近期,围绕外卖平台的监管动作接连落地,相关讨论也随之密集涌现。3月23日,北京市市场监管局联合多部门约谈美团、淘宝闪购、京东等12家平台企业,集中通报“内卷式”竞争整治中发现的第一批问题;此后,监管信号持续释放,将“外卖大战”与“反内卷”推至舆论风口。
这绝非偶然的敲打,而是一场系统性的“去伪存真”。在经济转型跨越关口的当下,我们迫切需要通过这一系列监管动作,重新厘清其中的复杂纹理。
首先,监管出手,剑指何方?
从公开信息看,监管机构近期的一系列动作,针对的是具体行为而非行业本身。约谈中通报的“第一批问题”、对“零元购”“二选一”等乱象的整治,指向清晰:低于成本价的掠夺性定价、利用市场支配地位排除竞争对手、挤压上下游合理利润空间——这些行为在《中华人民共和国反不正当竞争法》和《平台经济反垄断指南》中均有明确规制,并非临时起意的行政干预,而是有法可循的市场规则维护。
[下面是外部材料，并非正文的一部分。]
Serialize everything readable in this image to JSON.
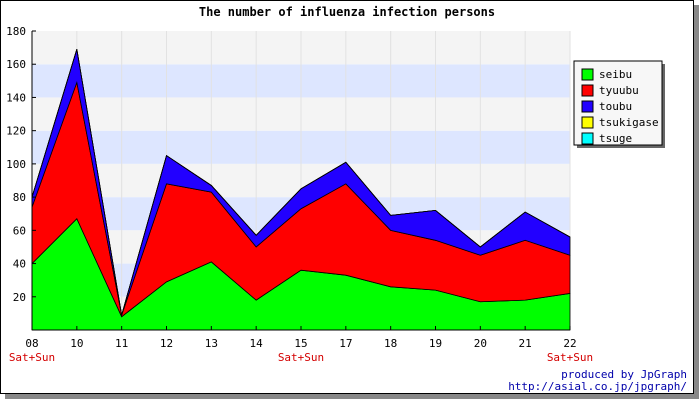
{
  "chart_data": {
    "type": "area",
    "stacked": true,
    "title": "The number of influenza infection persons",
    "xlabel": "",
    "ylabel": "",
    "ylim": [
      0,
      180
    ],
    "yticks": [
      20,
      40,
      60,
      80,
      100,
      120,
      140,
      160,
      180
    ],
    "categories": [
      "08",
      "10",
      "11",
      "12",
      "13",
      "14",
      "15",
      "17",
      "18",
      "19",
      "20",
      "21",
      "22"
    ],
    "weekend_labels": [
      {
        "category": "08",
        "text": "Sat+Sun"
      },
      {
        "category": "15",
        "text": "Sat+Sun"
      },
      {
        "category": "22",
        "text": "Sat+Sun"
      }
    ],
    "series": [
      {
        "name": "seibu",
        "color": "#00ff00",
        "values": [
          40,
          67,
          8,
          29,
          41,
          18,
          36,
          33,
          26,
          24,
          17,
          18,
          22
        ]
      },
      {
        "name": "tyuubu",
        "color": "#ff0000",
        "values": [
          34,
          82,
          1,
          59,
          42,
          32,
          37,
          55,
          34,
          30,
          28,
          36,
          23
        ]
      },
      {
        "name": "toubu",
        "color": "#2200ff",
        "values": [
          6,
          20,
          0,
          17,
          4,
          7,
          12,
          13,
          9,
          18,
          5,
          17,
          11
        ]
      },
      {
        "name": "tsukigase",
        "color": "#ffff00",
        "values": [
          0,
          0,
          0,
          0,
          0,
          0,
          0,
          0,
          0,
          0,
          0,
          0,
          0
        ]
      },
      {
        "name": "tsuge",
        "color": "#00ffff",
        "values": [
          0,
          0,
          0,
          0,
          0,
          0,
          0,
          0,
          0,
          0,
          0,
          0,
          0
        ]
      }
    ],
    "grid": true,
    "legend_position": "right"
  },
  "credits": {
    "line1": "produced by JpGraph",
    "line2": "http://asial.co.jp/jpgraph/"
  }
}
规范极端行为,不等于否定竞争。汽车行业“卷芯片算力、卷电池密度”是良性竞争,而“卷水军话术、赔本赚吆喝”是恶性“内卷”;平台经济“卷履约效率、卷服务体验”是进化,而“大数据杀熟、零元购倾销”是乱象。
国家此时加大“反内卷”力度,意在于“纠偏”而非“休克”。“反内卷”需要明确两条红线:一看是否通过技术创新或管理变革带来真实的效率提升;二看是否以牺牲诚信、质量或产业链健康为代价。前者应呵护,后者须斩断。
其次,如何理解新平台入局与“内卷”的关系?
“内卷”的核心特征是边际收益递减的零和博弈,参与者投入更多,但总产出不增,只是分配结构恶化。而真正良性的市场竞争,恰恰是打破这种“内卷”的关键力量。
全国政协经济委员会副主任尹艳林在今年全国两会期间曾明确区分:“整治‘内卷式’竞争,不能将所有降价行为都贴上‘内卷’标签,必须警惕‘一刀切’思维,避免政策执行中的泛化和污名化。”
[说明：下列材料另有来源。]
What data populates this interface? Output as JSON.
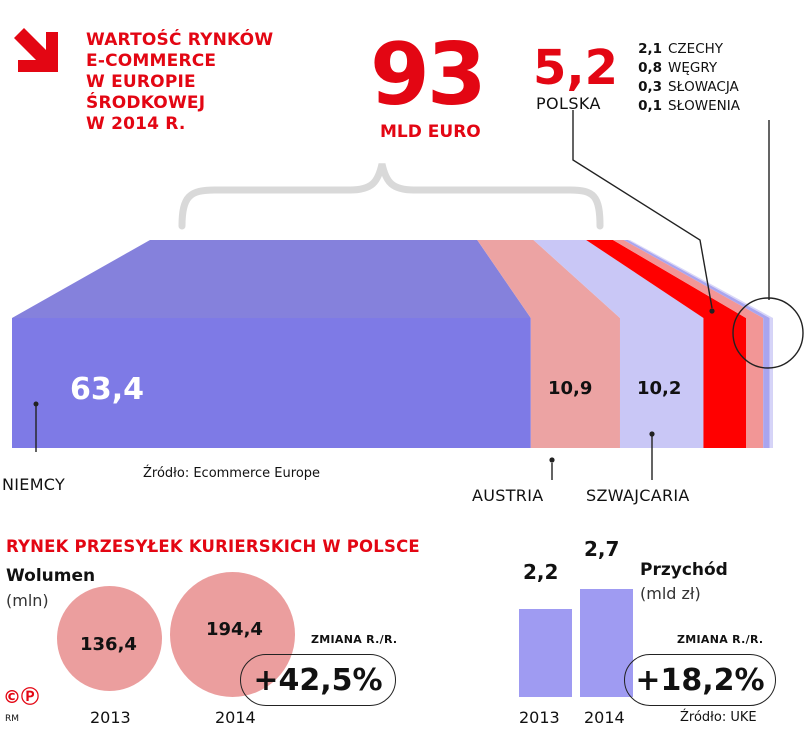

过去很长一段时间,外卖市场高度集中甚至一家独大,骑手被算法控制、商家被压榨等行业积弊,根源恰恰在于竞争不充分、个别平台垄断了话语权。真正的问题不是“竞争太多”,而是竞争长期停留在流量与价格的单一维度。如果新平台入局能在服务分层、商户赋能、履约质量等维度打开新的竞争空间,则成为推动行业走出“低水平内卷”的契机。
值得注意的是,这轮外卖市场的多平台入局,并非简单地争夺存量。北京大学光华管理学院课题组追踪研究显示,外卖平台消费券每投入1元,可在较长周期内持续带动全域数倍的额外消费,三四线城市订单增幅尤为显著,大量此前未被覆盖的新用户群体被实质性激活,外卖的市场规模是真实扩大了。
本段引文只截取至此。